武宗への諫言
- 顧濟は字を舟卿といい、崑山の人。正徳十二年(1517年)の進士となり、行人に任じられ、刑科給事中に抜擢された。
- 武宗が南都から還って豹房に病臥し、江彩らだけが侍していたとき、濟は言上した。陛下は孤り外に身を寄せられ、両宮とは隔てられて骨肉は日々に疎くなっている。頼りとして安んじうる者は、いったい誰なのか。漢の高帝が数日病臥したとき、樊噲は門を押し開いて入り、高・趙の事をもって警めた。いまの群臣の中に噲のように憂える者がいないはずがない。どうか廷臣を慎重に選んで交替で入直させ、起居や動静をすべて知らしめ、いっさいの淫らな細工物や芝居など、生を損ない徳を損なう事は残らず退けられたい。そうすれば養生に道が立ち、御身も自ずと安らかになる、と。返答はなかった。
- 一月余りを越えて帝は崩じた。
世宗への上疏
- 世宗が即位したその月に、濟は上疏した。陛下は即位して弊を除き諫を容れられ、臣民は勇み立って徳化の成るのを見たいと思っている。しかし法を立てるより法を守るのが難しく、諫を聴くより諫を楽しむのが難しい。

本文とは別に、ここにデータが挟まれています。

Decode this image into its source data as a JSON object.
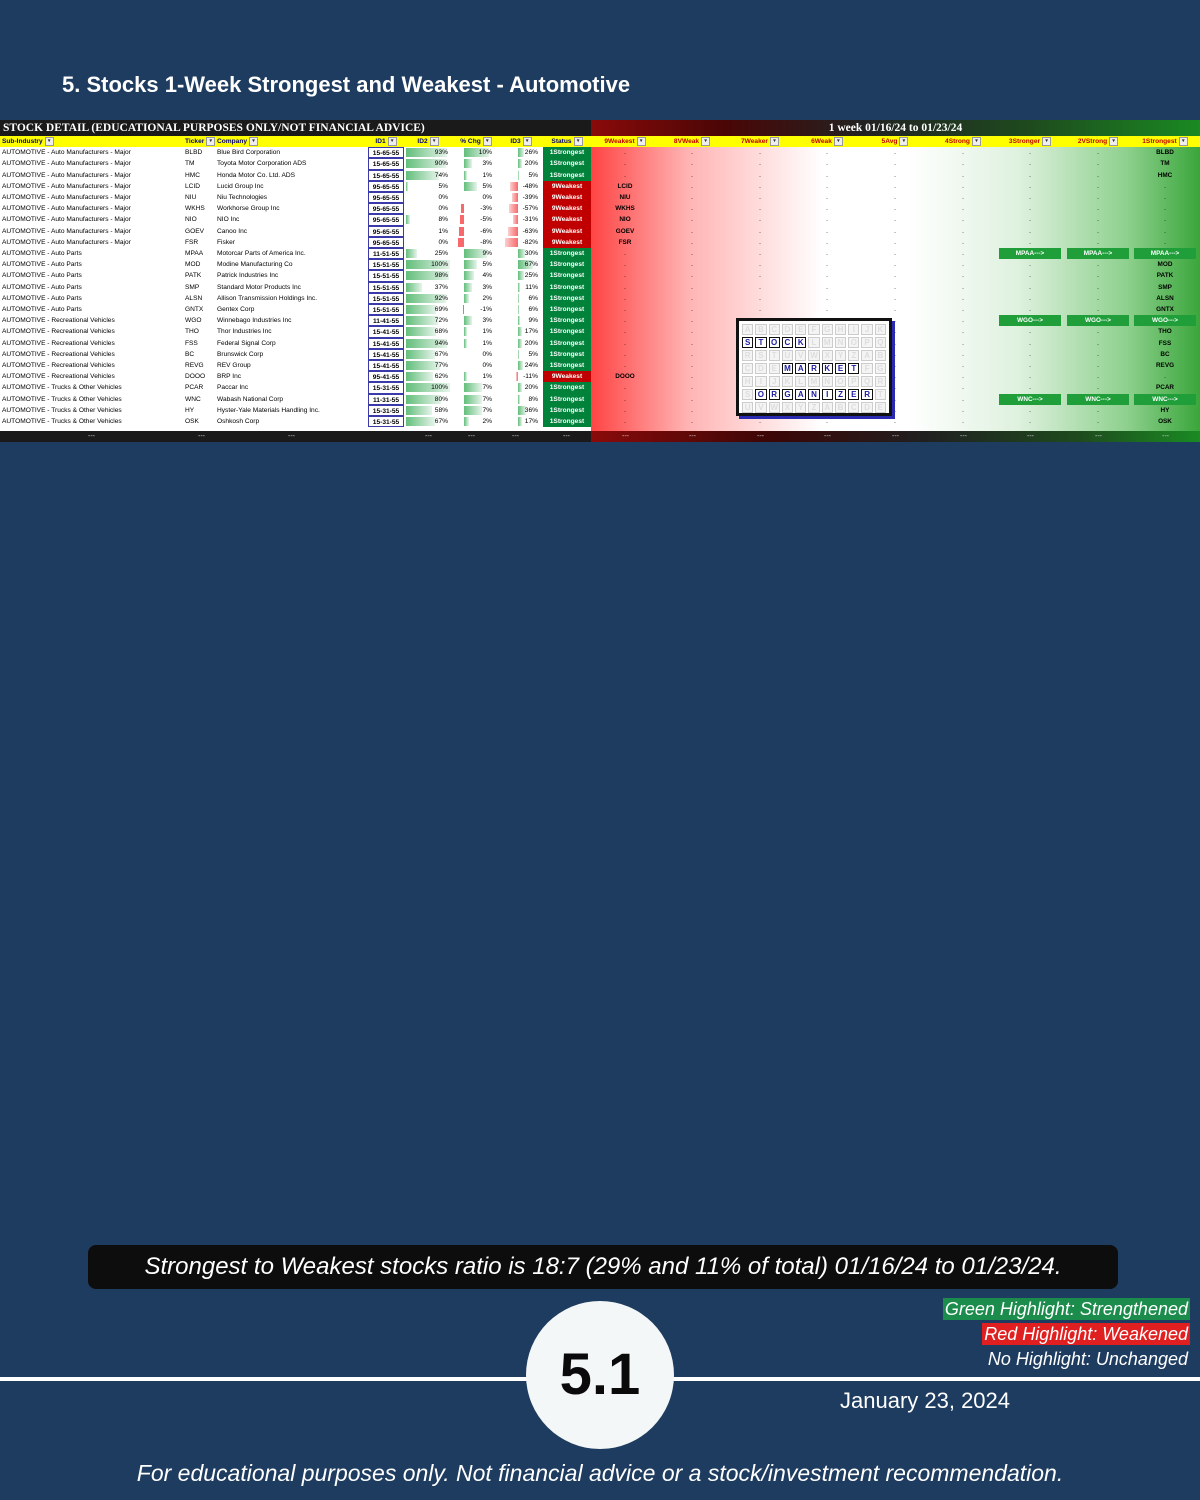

- いま新政で改められたことの多くは奸悪な有力者や権勢を持つ寵臣に都合が悪い。彼らの根が深く、勝手放題がやまず、宮中に頼らねば必ず側近に取り入り、法の運用が固くなければ、この輩が群がってこれを壊す。これが法を守ることの難しさである。
- 唐の太宗は貞観の初めにはつねに群臣を導いて言わせたが、晩年になると諫める者はしばしば旨に逆らうとされた。陛下は真っ先に言路を開かれ、臣下はみな事に応じて忠を尽くしている。高遠な議論は迂遠に見え、切実直截な言葉は顔を犯すのが過ぎるように見えよう。しかし顔を犯すのを怒れば、その言葉は必ず入らず、迂遠と見なせばその計は必ず行われない。これが諫を楽しむことの難しさである、と。

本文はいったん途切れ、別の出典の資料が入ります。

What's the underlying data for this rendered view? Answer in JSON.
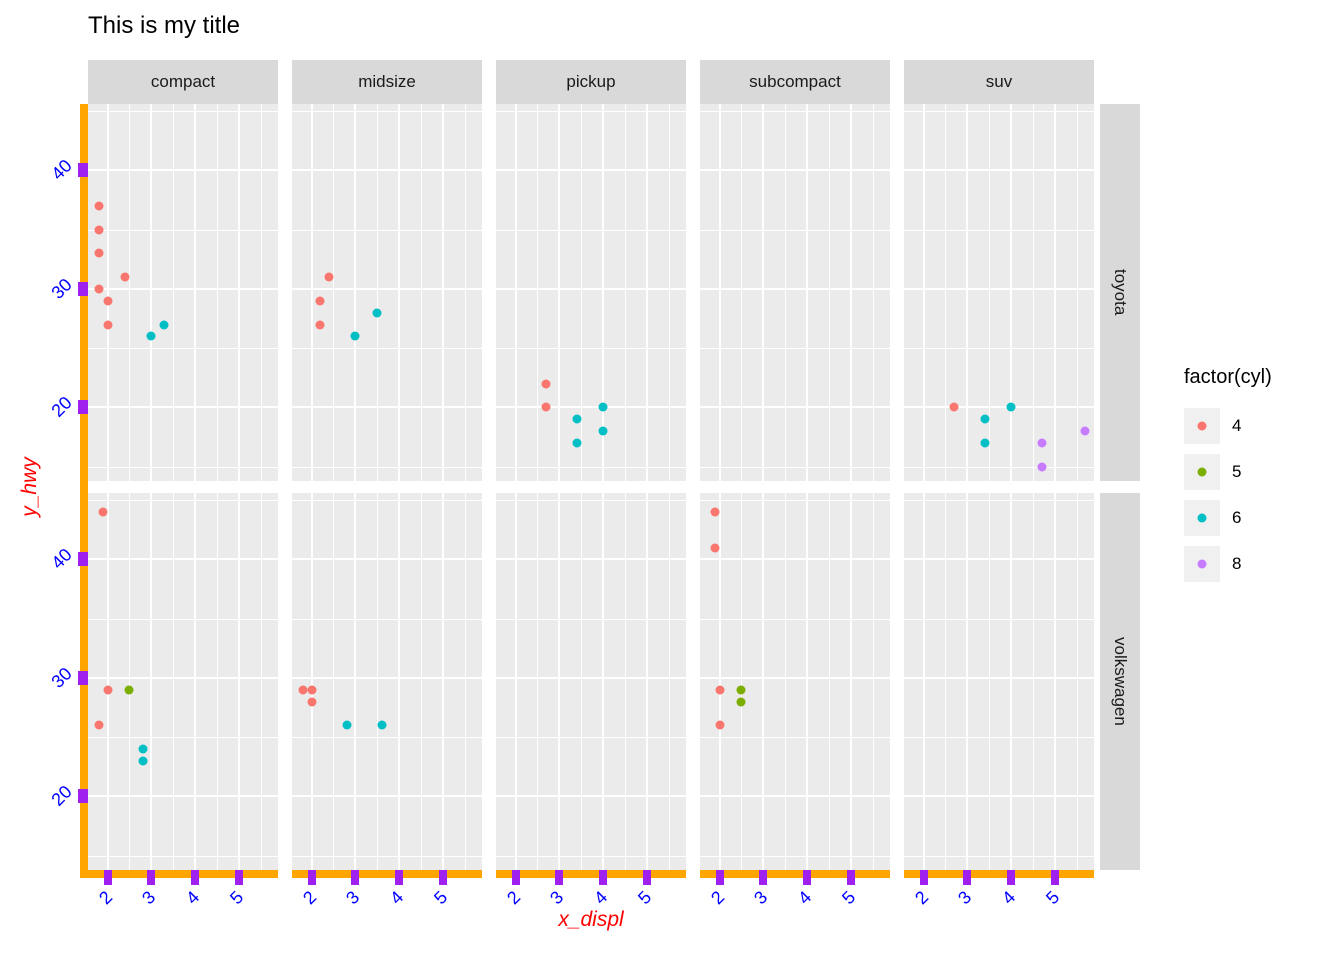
{
  "title": "This is my title",
  "axes": {
    "x_title": "x_displ",
    "y_title": "y_hwy",
    "x_tick_labels": [
      "2",
      "3",
      "4",
      "5"
    ],
    "y_tick_labels": [
      "20",
      "30",
      "40"
    ]
  },
  "legend": {
    "title": "factor(cyl)",
    "entries": [
      {
        "label": "4",
        "color": "#F8766D"
      },
      {
        "label": "5",
        "color": "#7CAE00"
      },
      {
        "label": "6",
        "color": "#00BFC4"
      },
      {
        "label": "8",
        "color": "#C77CFF"
      }
    ]
  },
  "style": {
    "axis_line_color": "#FFA500",
    "tick_color": "#A020F0",
    "tick_label_color": "#0000FF",
    "axis_title_color": "#FF0000",
    "panel_bg": "#EBEBEB",
    "strip_bg": "#D9D9D9",
    "key_bg": "#F0F0F0"
  },
  "chart_data": {
    "type": "scatter",
    "title": "This is my title",
    "xlabel": "x_displ",
    "ylabel": "y_hwy",
    "legend_title": "factor(cyl)",
    "facet_cols": [
      "compact",
      "midsize",
      "pickup",
      "subcompact",
      "suv"
    ],
    "facet_rows": [
      "toyota",
      "volkswagen"
    ],
    "x_domain": [
      1.55,
      5.9
    ],
    "y_domain": [
      13.8,
      45.6
    ],
    "x_major": [
      2,
      3,
      4,
      5
    ],
    "x_minor": [
      2.5,
      3.5,
      4.5,
      5.5
    ],
    "y_major": [
      20,
      30,
      40
    ],
    "y_minor": [
      15,
      25,
      35,
      45
    ],
    "points": [
      {
        "row": "toyota",
        "col": "compact",
        "cyl": "4",
        "x": 1.8,
        "y": 37
      },
      {
        "row": "toyota",
        "col": "compact",
        "cyl": "4",
        "x": 1.8,
        "y": 35
      },
      {
        "row": "toyota",
        "col": "compact",
        "cyl": "4",
        "x": 1.8,
        "y": 33
      },
      {
        "row": "toyota",
        "col": "compact",
        "cyl": "4",
        "x": 1.8,
        "y": 30
      },
      {
        "row": "toyota",
        "col": "compact",
        "cyl": "4",
        "x": 2.4,
        "y": 31
      },
      {
        "row": "toyota",
        "col": "compact",
        "cyl": "4",
        "x": 2.0,
        "y": 29
      },
      {
        "row": "toyota",
        "col": "compact",
        "cyl": "4",
        "x": 2.0,
        "y": 27
      },
      {
        "row": "toyota",
        "col": "compact",
        "cyl": "6",
        "x": 3.0,
        "y": 26
      },
      {
        "row": "toyota",
        "col": "compact",
        "cyl": "6",
        "x": 3.3,
        "y": 27
      },
      {
        "row": "toyota",
        "col": "midsize",
        "cyl": "4",
        "x": 2.4,
        "y": 31
      },
      {
        "row": "toyota",
        "col": "midsize",
        "cyl": "4",
        "x": 2.2,
        "y": 29
      },
      {
        "row": "toyota",
        "col": "midsize",
        "cyl": "4",
        "x": 2.2,
        "y": 27
      },
      {
        "row": "toyota",
        "col": "midsize",
        "cyl": "6",
        "x": 3.0,
        "y": 26
      },
      {
        "row": "toyota",
        "col": "midsize",
        "cyl": "6",
        "x": 3.5,
        "y": 28
      },
      {
        "row": "toyota",
        "col": "pickup",
        "cyl": "4",
        "x": 2.7,
        "y": 22
      },
      {
        "row": "toyota",
        "col": "pickup",
        "cyl": "4",
        "x": 2.7,
        "y": 20
      },
      {
        "row": "toyota",
        "col": "pickup",
        "cyl": "6",
        "x": 3.4,
        "y": 19
      },
      {
        "row": "toyota",
        "col": "pickup",
        "cyl": "6",
        "x": 3.4,
        "y": 17
      },
      {
        "row": "toyota",
        "col": "pickup",
        "cyl": "6",
        "x": 4.0,
        "y": 20
      },
      {
        "row": "toyota",
        "col": "pickup",
        "cyl": "6",
        "x": 4.0,
        "y": 18
      },
      {
        "row": "toyota",
        "col": "suv",
        "cyl": "4",
        "x": 2.7,
        "y": 20
      },
      {
        "row": "toyota",
        "col": "suv",
        "cyl": "6",
        "x": 3.4,
        "y": 19
      },
      {
        "row": "toyota",
        "col": "suv",
        "cyl": "6",
        "x": 3.4,
        "y": 17
      },
      {
        "row": "toyota",
        "col": "suv",
        "cyl": "6",
        "x": 4.0,
        "y": 20
      },
      {
        "row": "toyota",
        "col": "suv",
        "cyl": "8",
        "x": 4.7,
        "y": 17
      },
      {
        "row": "toyota",
        "col": "suv",
        "cyl": "8",
        "x": 4.7,
        "y": 15
      },
      {
        "row": "toyota",
        "col": "suv",
        "cyl": "8",
        "x": 5.7,
        "y": 18
      },
      {
        "row": "volkswagen",
        "col": "compact",
        "cyl": "4",
        "x": 1.9,
        "y": 44
      },
      {
        "row": "volkswagen",
        "col": "compact",
        "cyl": "4",
        "x": 2.0,
        "y": 29
      },
      {
        "row": "volkswagen",
        "col": "compact",
        "cyl": "4",
        "x": 1.8,
        "y": 26
      },
      {
        "row": "volkswagen",
        "col": "compact",
        "cyl": "5",
        "x": 2.5,
        "y": 29
      },
      {
        "row": "volkswagen",
        "col": "compact",
        "cyl": "6",
        "x": 2.8,
        "y": 24
      },
      {
        "row": "volkswagen",
        "col": "compact",
        "cyl": "6",
        "x": 2.8,
        "y": 23
      },
      {
        "row": "volkswagen",
        "col": "midsize",
        "cyl": "4",
        "x": 1.8,
        "y": 29
      },
      {
        "row": "volkswagen",
        "col": "midsize",
        "cyl": "4",
        "x": 2.0,
        "y": 29
      },
      {
        "row": "volkswagen",
        "col": "midsize",
        "cyl": "4",
        "x": 2.0,
        "y": 28
      },
      {
        "row": "volkswagen",
        "col": "midsize",
        "cyl": "6",
        "x": 2.8,
        "y": 26
      },
      {
        "row": "volkswagen",
        "col": "midsize",
        "cyl": "6",
        "x": 3.6,
        "y": 26
      },
      {
        "row": "volkswagen",
        "col": "subcompact",
        "cyl": "4",
        "x": 1.9,
        "y": 44
      },
      {
        "row": "volkswagen",
        "col": "subcompact",
        "cyl": "4",
        "x": 1.9,
        "y": 41
      },
      {
        "row": "volkswagen",
        "col": "subcompact",
        "cyl": "4",
        "x": 2.0,
        "y": 29
      },
      {
        "row": "volkswagen",
        "col": "subcompact",
        "cyl": "4",
        "x": 2.0,
        "y": 26
      },
      {
        "row": "volkswagen",
        "col": "subcompact",
        "cyl": "5",
        "x": 2.5,
        "y": 29
      },
      {
        "row": "volkswagen",
        "col": "subcompact",
        "cyl": "5",
        "x": 2.5,
        "y": 28
      }
    ]
  }
}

- ほどなくまた、内臣の張雄・張鋭らは先帝を誤らせて既に逮捕・処断されたのに、また寛大な処置を得ようとしている、大義によって断じ、彼らの奸を売り込ませぬようにされたい、と言上した。帝はかなり嘉納した。
- さらに司禮の蕭敬が張鋭らを庇い、三法司の会同審問が曖昧で大臣の節がなかったことを弾劾したが、聴かれなかった。

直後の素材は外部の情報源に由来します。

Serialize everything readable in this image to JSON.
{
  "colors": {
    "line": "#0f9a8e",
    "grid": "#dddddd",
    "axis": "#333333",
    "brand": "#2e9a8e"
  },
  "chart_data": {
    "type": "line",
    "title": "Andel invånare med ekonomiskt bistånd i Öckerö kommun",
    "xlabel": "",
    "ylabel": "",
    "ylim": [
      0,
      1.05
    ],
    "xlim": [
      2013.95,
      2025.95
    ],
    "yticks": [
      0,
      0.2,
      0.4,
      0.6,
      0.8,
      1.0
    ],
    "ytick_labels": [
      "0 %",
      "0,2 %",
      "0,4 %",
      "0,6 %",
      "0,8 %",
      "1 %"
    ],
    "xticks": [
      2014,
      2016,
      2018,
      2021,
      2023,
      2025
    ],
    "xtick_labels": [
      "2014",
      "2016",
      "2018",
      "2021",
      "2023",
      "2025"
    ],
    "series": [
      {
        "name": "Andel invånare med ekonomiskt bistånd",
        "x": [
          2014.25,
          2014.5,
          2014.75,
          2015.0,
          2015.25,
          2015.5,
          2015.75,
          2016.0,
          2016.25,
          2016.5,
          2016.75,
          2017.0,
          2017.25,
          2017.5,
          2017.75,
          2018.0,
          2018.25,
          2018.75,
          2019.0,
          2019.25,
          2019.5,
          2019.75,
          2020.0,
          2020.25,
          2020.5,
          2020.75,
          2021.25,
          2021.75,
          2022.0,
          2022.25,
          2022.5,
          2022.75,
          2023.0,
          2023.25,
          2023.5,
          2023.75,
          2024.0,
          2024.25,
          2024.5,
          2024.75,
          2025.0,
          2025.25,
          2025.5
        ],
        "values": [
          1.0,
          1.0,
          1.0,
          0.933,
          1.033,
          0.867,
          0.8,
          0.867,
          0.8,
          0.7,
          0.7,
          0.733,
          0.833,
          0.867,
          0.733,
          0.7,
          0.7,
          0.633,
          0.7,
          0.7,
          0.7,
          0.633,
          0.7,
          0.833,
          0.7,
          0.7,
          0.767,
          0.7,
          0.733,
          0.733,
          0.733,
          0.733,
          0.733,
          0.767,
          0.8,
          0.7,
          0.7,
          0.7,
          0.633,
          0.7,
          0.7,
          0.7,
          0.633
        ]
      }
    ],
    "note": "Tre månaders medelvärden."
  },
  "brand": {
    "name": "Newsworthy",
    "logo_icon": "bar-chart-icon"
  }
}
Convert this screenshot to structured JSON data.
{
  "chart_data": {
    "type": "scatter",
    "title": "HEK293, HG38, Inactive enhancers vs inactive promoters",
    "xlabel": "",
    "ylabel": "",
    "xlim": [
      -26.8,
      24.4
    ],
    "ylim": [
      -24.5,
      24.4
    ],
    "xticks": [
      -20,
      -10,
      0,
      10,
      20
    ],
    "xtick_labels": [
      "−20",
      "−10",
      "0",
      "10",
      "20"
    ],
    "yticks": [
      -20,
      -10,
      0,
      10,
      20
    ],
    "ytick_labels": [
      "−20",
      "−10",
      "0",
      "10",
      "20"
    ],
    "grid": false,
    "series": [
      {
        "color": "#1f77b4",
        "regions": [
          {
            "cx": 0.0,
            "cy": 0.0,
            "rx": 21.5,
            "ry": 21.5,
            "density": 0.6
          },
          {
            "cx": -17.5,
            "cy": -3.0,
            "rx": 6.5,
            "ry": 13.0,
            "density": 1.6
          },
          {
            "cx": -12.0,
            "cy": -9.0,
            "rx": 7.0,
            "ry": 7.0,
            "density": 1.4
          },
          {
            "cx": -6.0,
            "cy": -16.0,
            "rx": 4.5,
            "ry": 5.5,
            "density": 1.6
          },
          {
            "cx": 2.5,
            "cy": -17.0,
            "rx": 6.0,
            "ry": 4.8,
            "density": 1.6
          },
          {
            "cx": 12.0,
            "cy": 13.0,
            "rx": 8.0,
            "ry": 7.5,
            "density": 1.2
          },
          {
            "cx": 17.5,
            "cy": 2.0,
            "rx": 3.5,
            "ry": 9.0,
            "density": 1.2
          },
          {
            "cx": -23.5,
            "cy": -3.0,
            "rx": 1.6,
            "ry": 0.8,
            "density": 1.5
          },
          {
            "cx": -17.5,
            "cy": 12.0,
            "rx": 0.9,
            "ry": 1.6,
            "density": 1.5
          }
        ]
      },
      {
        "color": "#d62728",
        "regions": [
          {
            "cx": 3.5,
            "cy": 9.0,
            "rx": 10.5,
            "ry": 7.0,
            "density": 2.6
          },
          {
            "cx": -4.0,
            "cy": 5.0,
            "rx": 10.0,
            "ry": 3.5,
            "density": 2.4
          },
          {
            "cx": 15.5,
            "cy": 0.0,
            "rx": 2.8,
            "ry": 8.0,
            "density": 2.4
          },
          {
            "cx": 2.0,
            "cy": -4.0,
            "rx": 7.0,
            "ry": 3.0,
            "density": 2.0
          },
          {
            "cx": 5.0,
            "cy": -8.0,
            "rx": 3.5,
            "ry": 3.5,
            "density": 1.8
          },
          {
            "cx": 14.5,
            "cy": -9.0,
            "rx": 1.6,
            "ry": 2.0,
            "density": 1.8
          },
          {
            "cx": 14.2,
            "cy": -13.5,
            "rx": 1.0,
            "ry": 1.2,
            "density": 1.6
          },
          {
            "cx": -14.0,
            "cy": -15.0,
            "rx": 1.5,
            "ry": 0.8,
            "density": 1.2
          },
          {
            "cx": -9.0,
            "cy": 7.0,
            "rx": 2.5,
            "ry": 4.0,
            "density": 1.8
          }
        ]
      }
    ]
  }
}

- 帝が興獻帝に皇号を加えようとしたとき、濟は不可と言上した。
- ほどなく親の養育のため帰郷を願い、数年後に卒した。
顧章志(顧濟の子)
- 子の章志は嘉靖三十二年(1553年)の進士。累進して南京兵部侍郎となった。進奉の馬快船の定数を減らすよう奏請したので、南都の人々は彼を祀った。